To Sell or Rent Your Home


There are several reasons to move from one home to another. According to the Census Bureau, some of the most common reasons to relocate include finding a house that is newer, nicer, bigger, more affordable, in a more desirable neighborhood, or closer to work, among other factors. Most individuals think about selling their home when they decide to move, but for some, renting out the home is also an option. Let’s break down the costs associated with selling a home versus renting the property to a tenant and discuss the signs pointing to whether it is more feasible to sell or rent out the home.

Costs Associated with Selling a Home

Selling a home can be a major time commitment, especially if you try to sell it privately without a real estate agent. However, most sellers do not sell their homes privately. Taking that into account, below is a list of the most common costs associated with selling a property with the help of a real estate agent.

  • Real estate costs – Average between five and six percent of the sale price. A $300,000 sale price would cost roughly $15,000 to $18,000.
  • Closing costs – Title insurance, property and transfer taxes, and attorney fees, if applicable, are typically covered by the seller.
  • Mortgage payoff – Be sure to factor in the remaining balance of your mortgage before calculating how much you will receive from the sale of the home.
  • Home improvement costs – When selling a home, especially in a buyer’s market, you may need to invest in repairs and home improvement projects to receive the offer you are seeking.
  • Home staging costs – The living room, kitchen, master bedroom, and dining room will receive the most attention. Consult with your real estate agent to decide what needs to be done to professionally stage these rooms.

Costs Associated with Renting a Home

Renting your home to a tenant can be lucrative in the long term if you have the financial flexibility to cover all the costs associated with owning more than one property. It is crucial to think through all the costs before you decide to keep the home, including:

  • Monthly mortgage payment – You will have to cover more than one mortgage payment and account for possible vacancies between tenants.
  • Property management costs – If you decide you do not want to be involved in managing the property, you will have to factor in the cost of hiring a property manager.
  • Homeowners insurance, property taxes, and HOA fees – HOA fees are not applicable for many homeowners, but homeowners insurance and property taxes will still need to be paid.
  • Maintenance and repair costs – You should budget roughly one percent of the home’s value each year to cover maintenance and repairs.
  • Wear and tear to the property – Renters do not always treat homes with the same level of care as homeowners, which can add additional costs to the budget for maintenance and repairs.

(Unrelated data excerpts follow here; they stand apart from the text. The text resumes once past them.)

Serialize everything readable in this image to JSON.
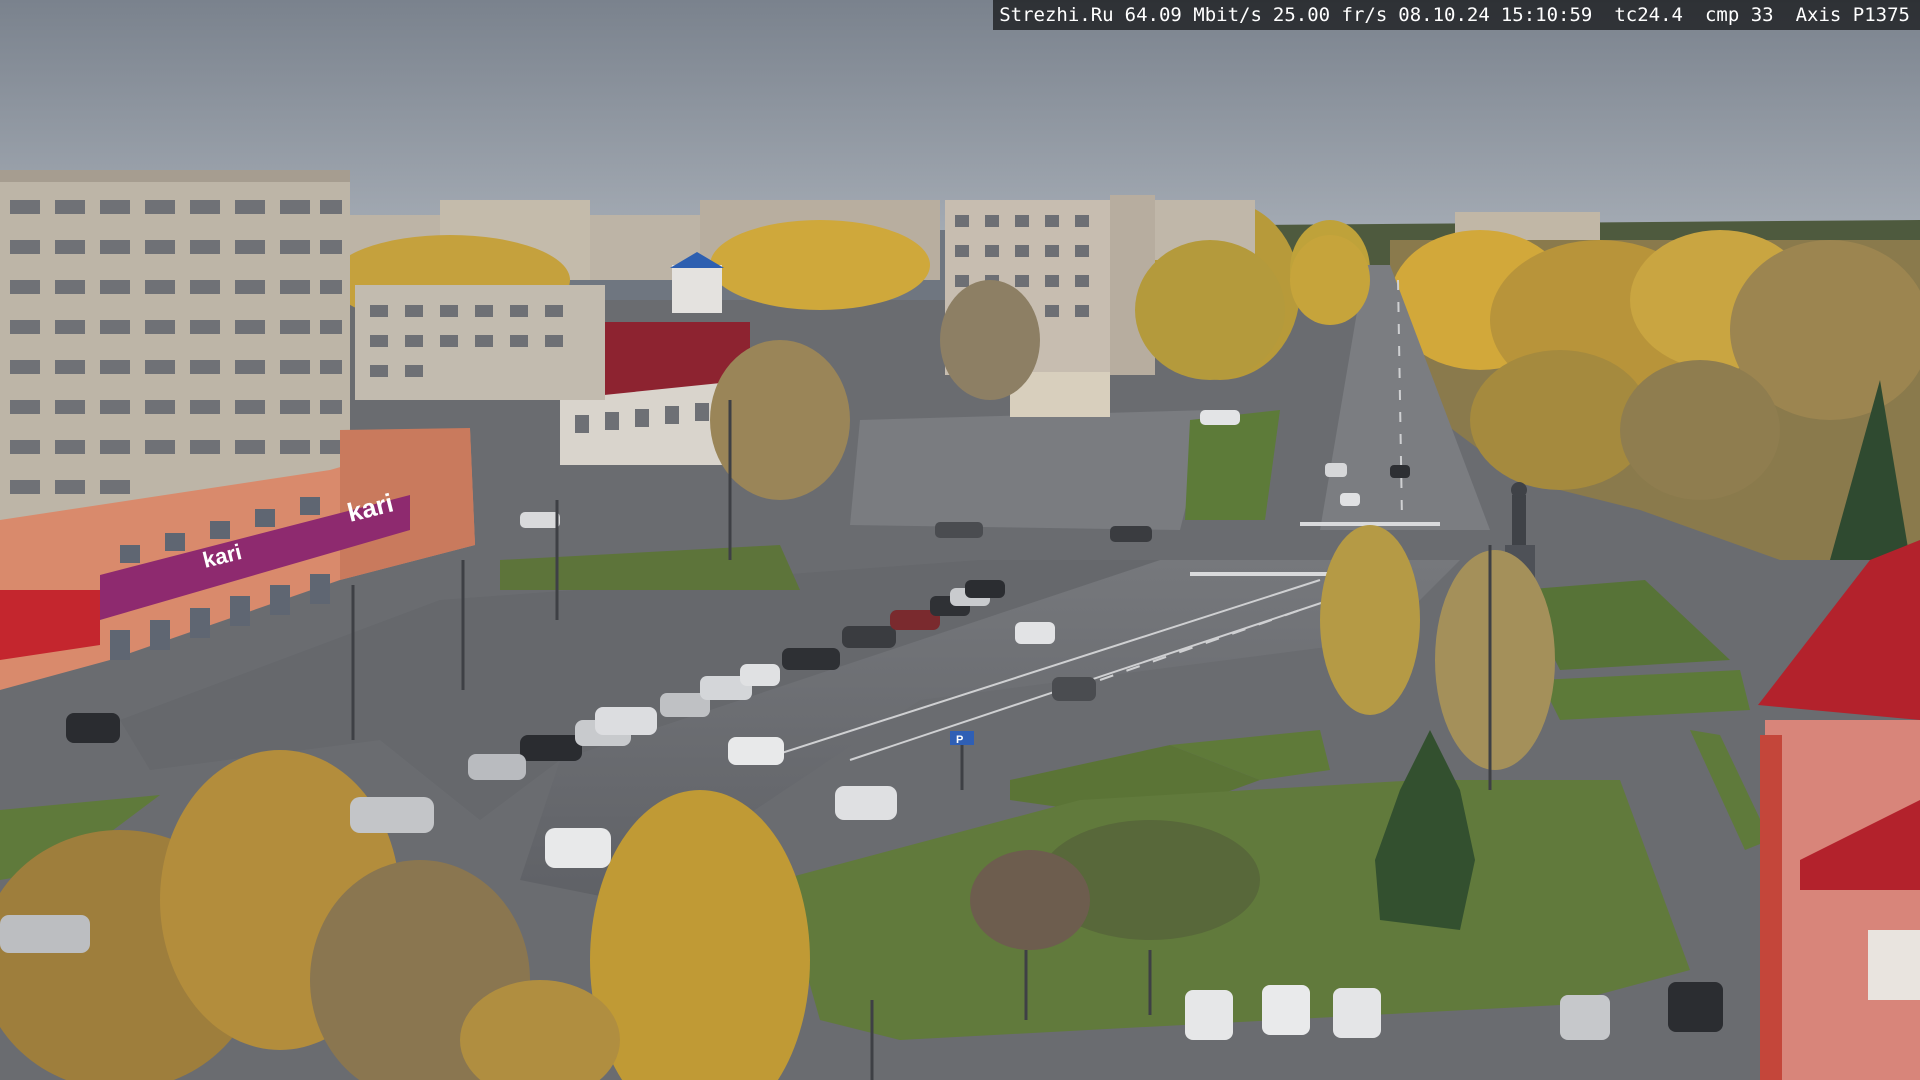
{
  "camera_overlay": {
    "site": "Strezhi.Ru",
    "bitrate": "64.09 Mbit/s",
    "framerate": "25.00 fr/s",
    "date": "08.10.24",
    "time": "15:10:59",
    "tc": "tc24.4",
    "cmp": "cmp 33",
    "camera_model": "Axis P1375"
  },
  "signs": {
    "store_logo": "kari",
    "store_logo_lower": "kari",
    "road_sign": "P"
  },
  "colors": {
    "sky": "#8a919b",
    "asphalt": "#6b6d72",
    "grass": "#5f7a3a",
    "autumn_foliage": "#c9a13a",
    "store_brand": "#8e2a6f",
    "roof_red": "#b3222c"
  }
}
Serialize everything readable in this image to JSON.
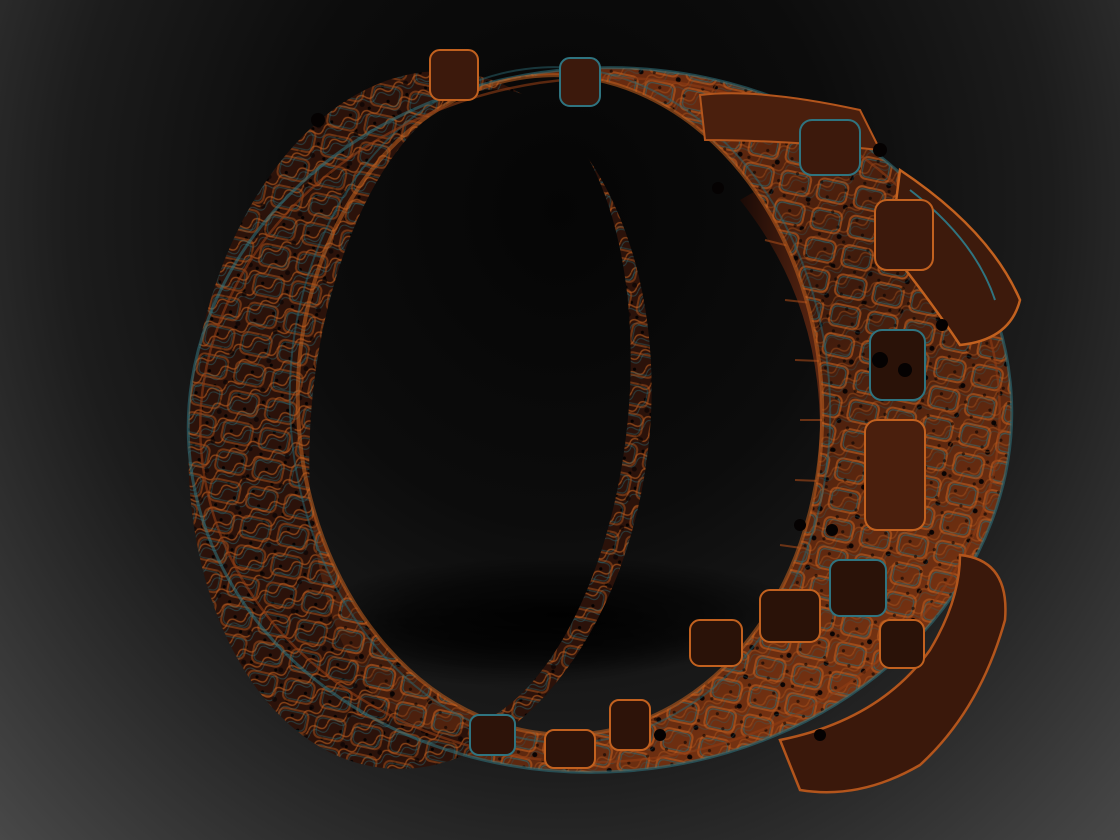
{
  "scene": {
    "subject_icon": "sculpted-ring-icon",
    "background_color": "#1a1a1a",
    "material_colors": {
      "base": "#3a1a10",
      "highlight": "#c8601e",
      "rim": "#2e6f7a",
      "shadow": "#0a0505"
    }
  }
}
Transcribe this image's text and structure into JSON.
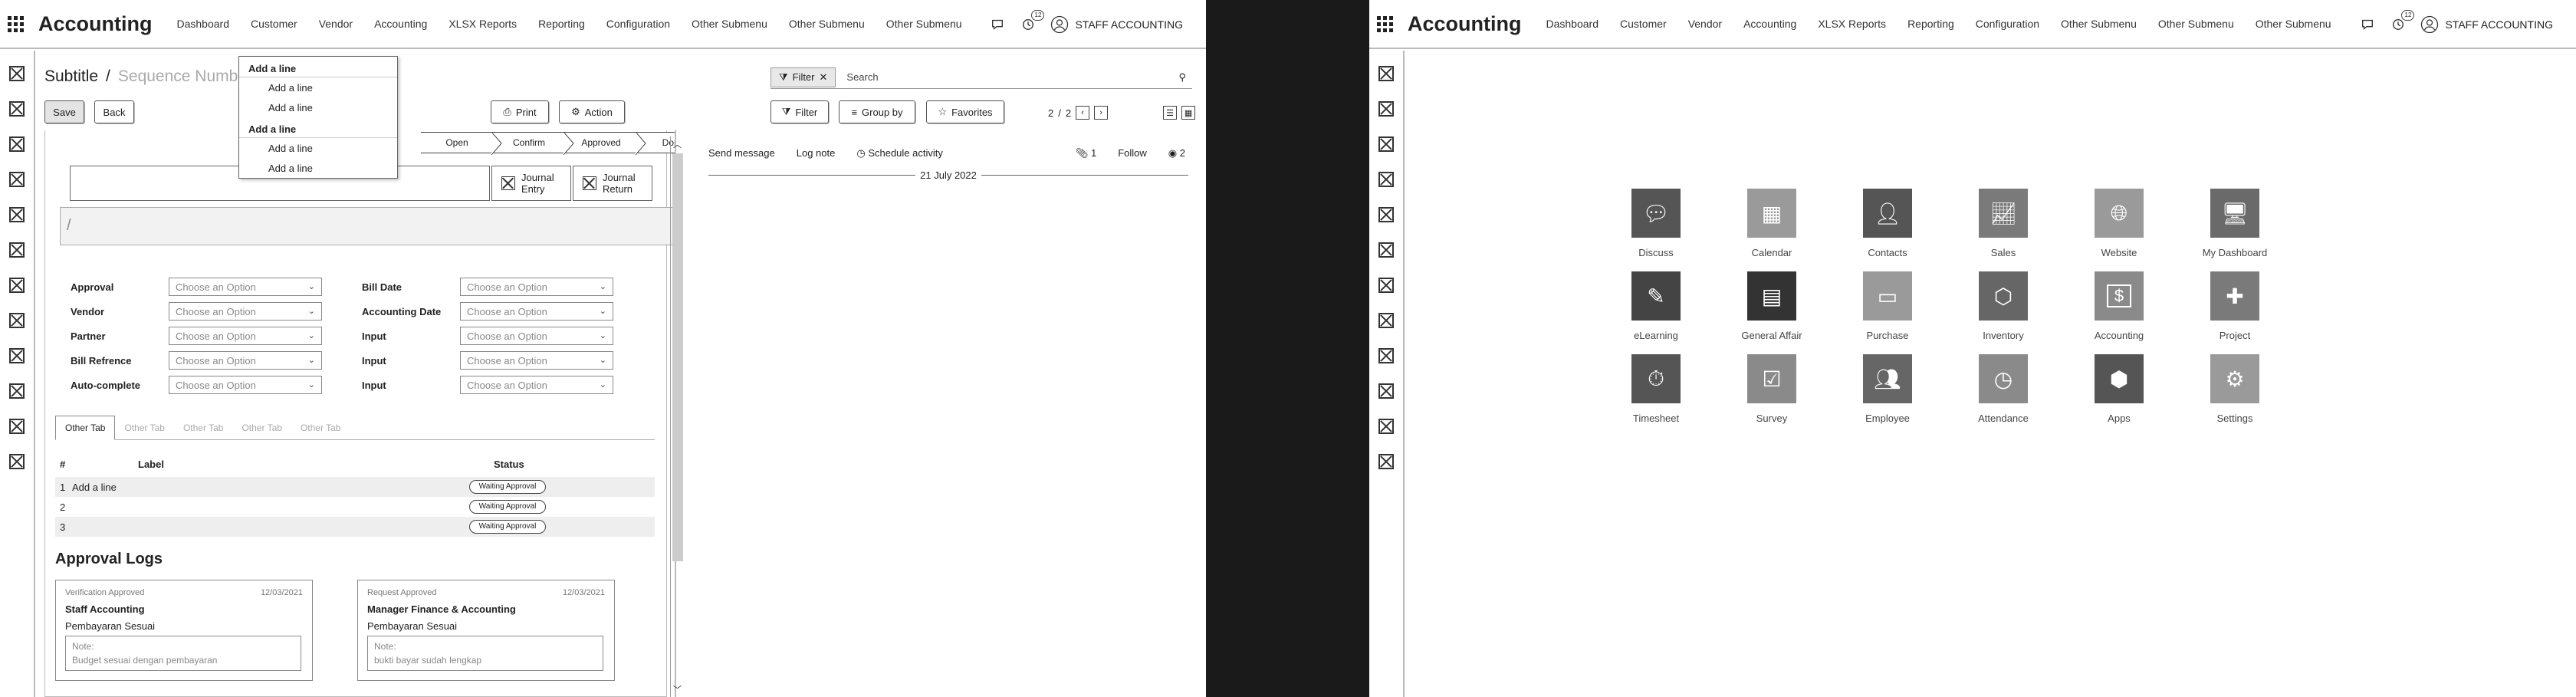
{
  "topbar": {
    "brand": "Accounting",
    "menu": [
      "Dashboard",
      "Customer",
      "Vendor",
      "Accounting",
      "XLSX Reports",
      "Reporting",
      "Configuration",
      "Other Submenu",
      "Other Submenu",
      "Other Submenu"
    ],
    "notification_count": "12",
    "user_name": "STAFF ACCOUNTING"
  },
  "form": {
    "title": "Subtitle",
    "separator": "/",
    "sequence_placeholder": "Sequence Number",
    "save_label": "Save",
    "back_label": "Back",
    "print_label": "Print",
    "action_label": "Action",
    "search_filter_chip": "Filter",
    "search_placeholder": "Search",
    "filter_label": "Filter",
    "groupby_label": "Group by",
    "favorites_label": "Favorites",
    "pager_current": "2",
    "pager_sep": "/",
    "pager_total": "2",
    "stages": [
      "Open",
      "Confirm",
      "Approved",
      "Done"
    ],
    "journal_entry": "Journal Entry",
    "journal_return": "Journal Return",
    "name_placeholder": "/",
    "fields_left": [
      {
        "label": "Approval",
        "value": "Choose an Option"
      },
      {
        "label": "Vendor",
        "value": "Choose an Option"
      },
      {
        "label": "Partner",
        "value": "Choose an Option"
      },
      {
        "label": "Bill Refrence",
        "value": "Choose an Option"
      },
      {
        "label": "Auto-complete",
        "value": "Choose an Option"
      }
    ],
    "fields_right": [
      {
        "label": "Bill Date",
        "value": "Choose an Option"
      },
      {
        "label": "Accounting Date",
        "value": "Choose an Option"
      },
      {
        "label": "Input",
        "value": "Choose an Option"
      },
      {
        "label": "Input",
        "value": "Choose an Option"
      },
      {
        "label": "Input",
        "value": "Choose an Option"
      }
    ],
    "tabs": [
      "Other Tab",
      "Other Tab",
      "Other Tab",
      "Other Tab",
      "Other Tab"
    ],
    "table": {
      "headers": [
        "#",
        "Label",
        "Status"
      ],
      "rows": [
        {
          "n": "1",
          "label": "Add a line",
          "status": "Waiting Approval"
        },
        {
          "n": "2",
          "label": "",
          "status": "Waiting Approval"
        },
        {
          "n": "3",
          "label": "",
          "status": "Waiting Approval"
        }
      ]
    },
    "approval_logs_title": "Approval Logs",
    "logs": [
      {
        "type": "Verification Approved",
        "date": "12/03/2021",
        "who": "Staff Accounting",
        "desc": "Pembayaran Sesuai",
        "note_label": "Note:",
        "note": "Budget sesuai dengan pembayaran"
      },
      {
        "type": "Request Approved",
        "date": "12/03/2021",
        "who": "Manager Finance & Accounting",
        "desc": "Pembayaran Sesuai",
        "note_label": "Note:",
        "note": "bukti bayar sudah lengkap"
      }
    ]
  },
  "dropdown": {
    "groups": [
      {
        "head": "Add a line",
        "items": [
          "Add a line",
          "Add a line"
        ]
      },
      {
        "head": "Add a line",
        "items": [
          "Add a line",
          "Add a line"
        ]
      }
    ]
  },
  "chatter": {
    "send_message": "Send message",
    "log_note": "Log note",
    "schedule_activity": "Schedule activity",
    "attachments": "1",
    "follow": "Follow",
    "followers": "2",
    "date_separator": "21 July 2022"
  },
  "apps": [
    {
      "name": "Discuss",
      "icon": "discuss-icon",
      "color": "#555555"
    },
    {
      "name": "Calendar",
      "icon": "calendar-icon",
      "color": "#9a9a9a"
    },
    {
      "name": "Contacts",
      "icon": "contacts-icon",
      "color": "#555555"
    },
    {
      "name": "Sales",
      "icon": "sales-icon",
      "color": "#7a7a7a"
    },
    {
      "name": "Website",
      "icon": "website-icon",
      "color": "#9a9a9a"
    },
    {
      "name": "My Dashboard",
      "icon": "dashboard-icon",
      "color": "#6a6a6a"
    },
    {
      "name": "eLearning",
      "icon": "elearning-icon",
      "color": "#444444"
    },
    {
      "name": "General Affair",
      "icon": "general-affair-icon",
      "color": "#333333"
    },
    {
      "name": "Purchase",
      "icon": "purchase-icon",
      "color": "#9a9a9a"
    },
    {
      "name": "Inventory",
      "icon": "inventory-icon",
      "color": "#666666"
    },
    {
      "name": "Accounting",
      "icon": "accounting-icon",
      "color": "#8a8a8a"
    },
    {
      "name": "Project",
      "icon": "project-icon",
      "color": "#7a7a7a"
    },
    {
      "name": "Timesheet",
      "icon": "timesheet-icon",
      "color": "#555555"
    },
    {
      "name": "Survey",
      "icon": "survey-icon",
      "color": "#8a8a8a"
    },
    {
      "name": "Employee",
      "icon": "employee-icon",
      "color": "#666666"
    },
    {
      "name": "Attendance",
      "icon": "attendance-icon",
      "color": "#8a8a8a"
    },
    {
      "name": "Apps",
      "icon": "apps-icon",
      "color": "#555555"
    },
    {
      "name": "Settings",
      "icon": "settings-icon",
      "color": "#9a9a9a"
    }
  ]
}
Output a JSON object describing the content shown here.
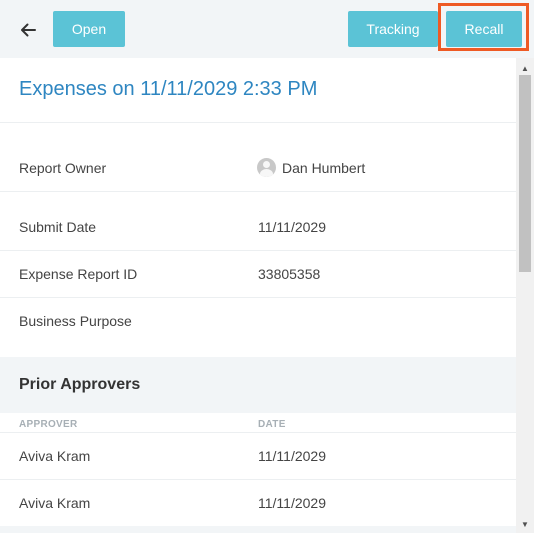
{
  "toolbar": {
    "back_icon": "arrow-left-icon",
    "open_label": "Open",
    "tracking_label": "Tracking",
    "recall_label": "Recall",
    "button_color": "#5bc3d6",
    "highlight_color": "#ee5a24"
  },
  "report": {
    "title": "Expenses on 11/11/2029 2:33 PM",
    "title_color": "#2e86c1",
    "fields": {
      "owner": {
        "label": "Report Owner",
        "value": "Dan Humbert",
        "icon": "user-avatar-icon"
      },
      "submit_date": {
        "label": "Submit Date",
        "value": "11/11/2029"
      },
      "report_id": {
        "label": "Expense Report ID",
        "value": "33805358"
      },
      "business_purpose": {
        "label": "Business Purpose",
        "value": ""
      }
    }
  },
  "prior_approvers": {
    "heading": "Prior Approvers",
    "columns": {
      "approver": "APPROVER",
      "date": "DATE"
    },
    "rows": [
      {
        "name": "Aviva Kram",
        "date": "11/11/2029"
      },
      {
        "name": "Aviva Kram",
        "date": "11/11/2029"
      }
    ]
  },
  "scrollbar": {
    "up_icon": "scroll-up-arrow-icon",
    "down_icon": "scroll-down-arrow-icon"
  }
}
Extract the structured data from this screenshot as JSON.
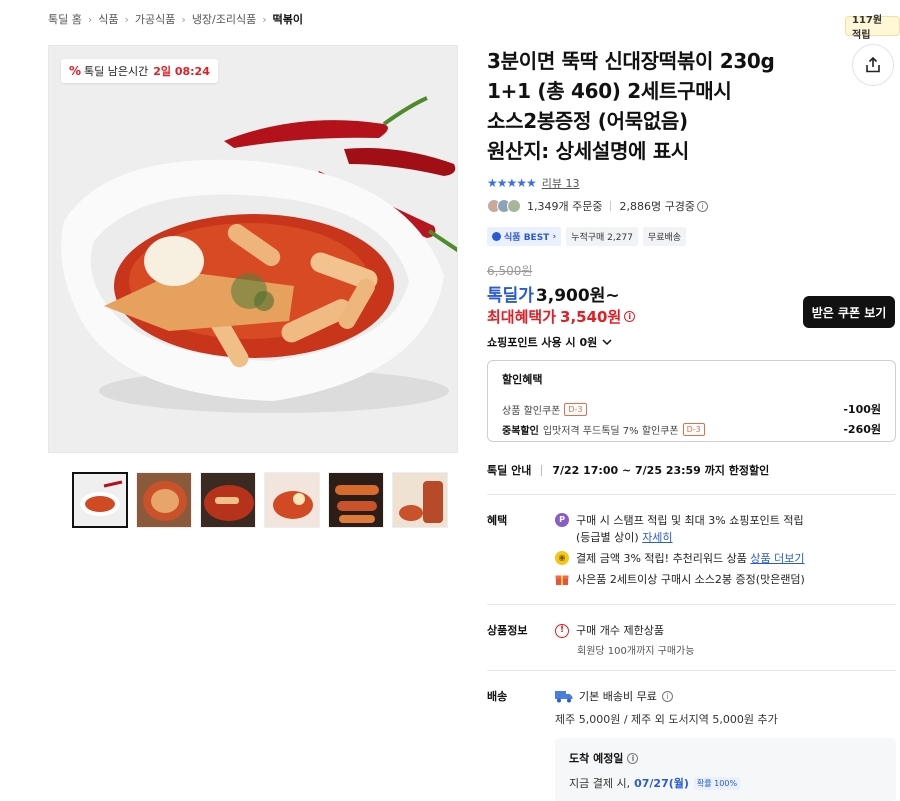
{
  "breadcrumb": [
    "톡딜 홈",
    "식품",
    "가공식품",
    "냉장/조리식품",
    "떡볶이"
  ],
  "timer": {
    "label": "톡딜 남은시간",
    "value": "2일 08:24"
  },
  "share": {
    "tooltip": "117원 적립"
  },
  "product": {
    "title_lines": [
      "3분이면 뚝딱 신대장떡볶이 230g",
      "1+1 (총 460) 2세트구매시",
      "소스2봉증정 (어묵없음)",
      "원산지: 상세설명에 표시"
    ],
    "rating_stars": 5,
    "review_label": "리뷰 13",
    "orders": "1,349개 주문중",
    "viewers": "2,886명 구경중",
    "tags": [
      "식품 BEST",
      "누적구매 2,277",
      "무료배송"
    ]
  },
  "price": {
    "original": "6,500원",
    "deal_label": "톡딜가",
    "deal_value": "3,900원~",
    "max_label": "최대혜택가",
    "max_value": "3,540원",
    "coupon_button": "받은 쿠폰 보기",
    "points": "쇼핑포인트 사용 시 0원"
  },
  "discount": {
    "title": "할인혜택",
    "rows": [
      {
        "strong": "",
        "label": "상품 할인쿠폰",
        "dday": "D-3",
        "amount": "-100원"
      },
      {
        "strong": "중복할인",
        "label": "입맛저격 푸드톡딜 7% 할인쿠폰",
        "dday": "D-3",
        "amount": "-260원"
      }
    ]
  },
  "deal_info": {
    "label": "톡딜 안내",
    "value": "7/22 17:00 ~ 7/25 23:59 까지 한정할인"
  },
  "benefits": {
    "label": "혜택",
    "item1_text": "구매 시 스탬프 적립 및 최대 3% 쇼핑포인트 적립",
    "item1_sub": "(등급별 상이)",
    "item1_link": "자세히",
    "item2_text": "결제 금액 3% 적립! 추천리워드 상품",
    "item2_link": "상품 더보기",
    "item3_text": "사은품 2세트이상 구매시 소스2봉 증정(맛은랜덤)"
  },
  "product_info": {
    "label": "상품정보",
    "line1": "구매 개수 제한상품",
    "line2": "회원당 100개까지 구매가능"
  },
  "shipping": {
    "label": "배송",
    "line1": "기본 배송비 무료",
    "line2": "제주 5,000원 / 제주 외 도서지역 5,000원 추가",
    "arrival_title": "도착 예정일",
    "arrival_prefix": "지금 결제 시,",
    "arrival_date": "07/27(월)",
    "arrival_prob": "확률 100%"
  },
  "colors": {
    "accent": "#2a5bd7",
    "sale": "#e51c23",
    "dark_button": "#111111"
  }
}
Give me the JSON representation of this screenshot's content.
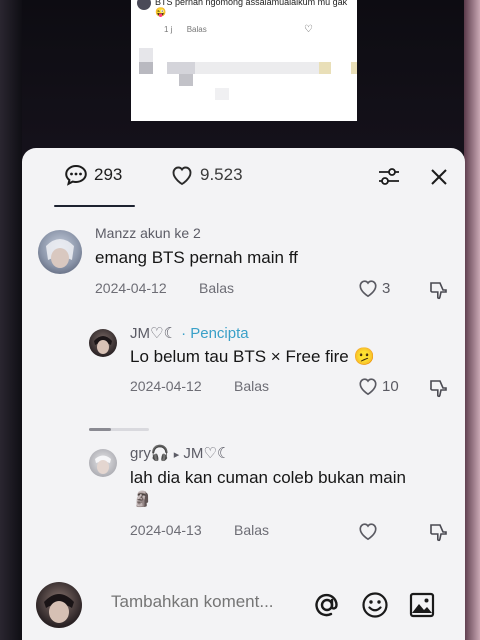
{
  "inner_screenshot": {
    "text": "BTS pernah ngomong assalamualaikum mu gak 😜",
    "time": "1 j",
    "reply": "Balas"
  },
  "tabs": {
    "comments_count": "293",
    "likes_count": "9.523"
  },
  "comments": [
    {
      "username": "Manzz akun ke 2",
      "text": "emang BTS pernah main ff",
      "date": "2024-04-12",
      "reply": "Balas",
      "likes": "3"
    },
    {
      "username": "JM♡☾",
      "creator_tag": "· Pencipta",
      "text": "Lo belum tau BTS × Free fire 🫤",
      "date": "2024-04-12",
      "reply": "Balas",
      "likes": "10"
    },
    {
      "username": "gry🎧",
      "reply_arrow": "▸",
      "reply_to": "JM♡☾",
      "text_line1": "lah dia kan cuman coleb bukan main",
      "text_line2": "🗿",
      "date": "2024-04-13",
      "reply": "Balas",
      "likes": ""
    }
  ],
  "input": {
    "placeholder": "Tambahkan koment..."
  },
  "icons": {
    "comments": "comment-bubble-icon",
    "likes": "heart-icon",
    "filter": "filter-sliders-icon",
    "close": "close-icon",
    "mention": "at-mention-icon",
    "emoji": "emoji-icon",
    "image": "image-icon"
  },
  "colors": {
    "creator_tag": "#3aa0c8",
    "sheet_bg": "#f3f3f5",
    "text": "#161616"
  }
}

Signs You Should Sell Your Home

There are certain conditions that make it more advantageous to sell your home than to rent it out. Selling is the safer option for most individuals, but some are more comfortable with risk than others. If several of the points listed below are true for your specific situation, then selling is likely the best option for you.

  • It is a seller’s market – If supply is limited and demand is high in your area, buyers may be willing to pay a premium for your property.
  • You would not be able to charge enough rent to cover the costs – Consider whether you could cover the mortgage, homeowners insurance, taxes, maintenance, etc. with what you would charge for rent.
  • You do not have enough liquid cash saved up – If you do not have enough cash on hand to cover repairs and to account for vacancies between tenants, then being a landlord will prove to be a difficult task.
  • You have other plans for the equity you have built up – Do you have a big purchase you would like to make with a portion of the money you would receive from the sale of the home?
  • You do not want to become a landlord or pay a property manager – If you are not ready for the time commitment required to be a landlord or are unwilling to pay a property manager, then it is not a good idea to rent out your home.

Signs You Should Rent Your Home

In the same way that selling a home makes perfect sense to some homeowners, becoming a landlord can be a great fit for others. Examine the signs you should rent your home below and determine whether or not they sound like selling points to you.

  • Rental demand is high in your area – If the town is experiencing job growth, is close to a university, or the population is increasing, there could be significant demand for rental properties.
  • You have a strong attachment to the home – If you are relocating for a job or have a strong desire to keep the home in the long term, then it might make sense to rent it out temporarily.
  • The home is appealing to renters – Short-term renters are often drawn to properties based on the number of bedrooms, views, and available amenities, such as a pool. Long-term renters usually look for the same things as buyers, including location, proximity to the office, good schools, and new or updated appliances and fixtures.
  • You are confident you can be a landlord or are willing to pay a property manager – If the benefits of owning multiple properties outweigh the costs of managing multiple properties for you, then it might make sense to rent the home.
  • The amount you charge for rent can cover the mortgage, insurance, and property taxes – If your mortgage is $1,500 per month and your property taxes and insurance total $500 per month, it may be worthwhile to rent the home if you can charge more than $2,000 per month.

Ultimately, the decision to sell or rent your home primarily comes down to whether it is financially feasible for you, how much risk you are comfortable with, and the level of responsibility you are willing to take on to become a landlord. Be honest with yourself about these factors before deciding.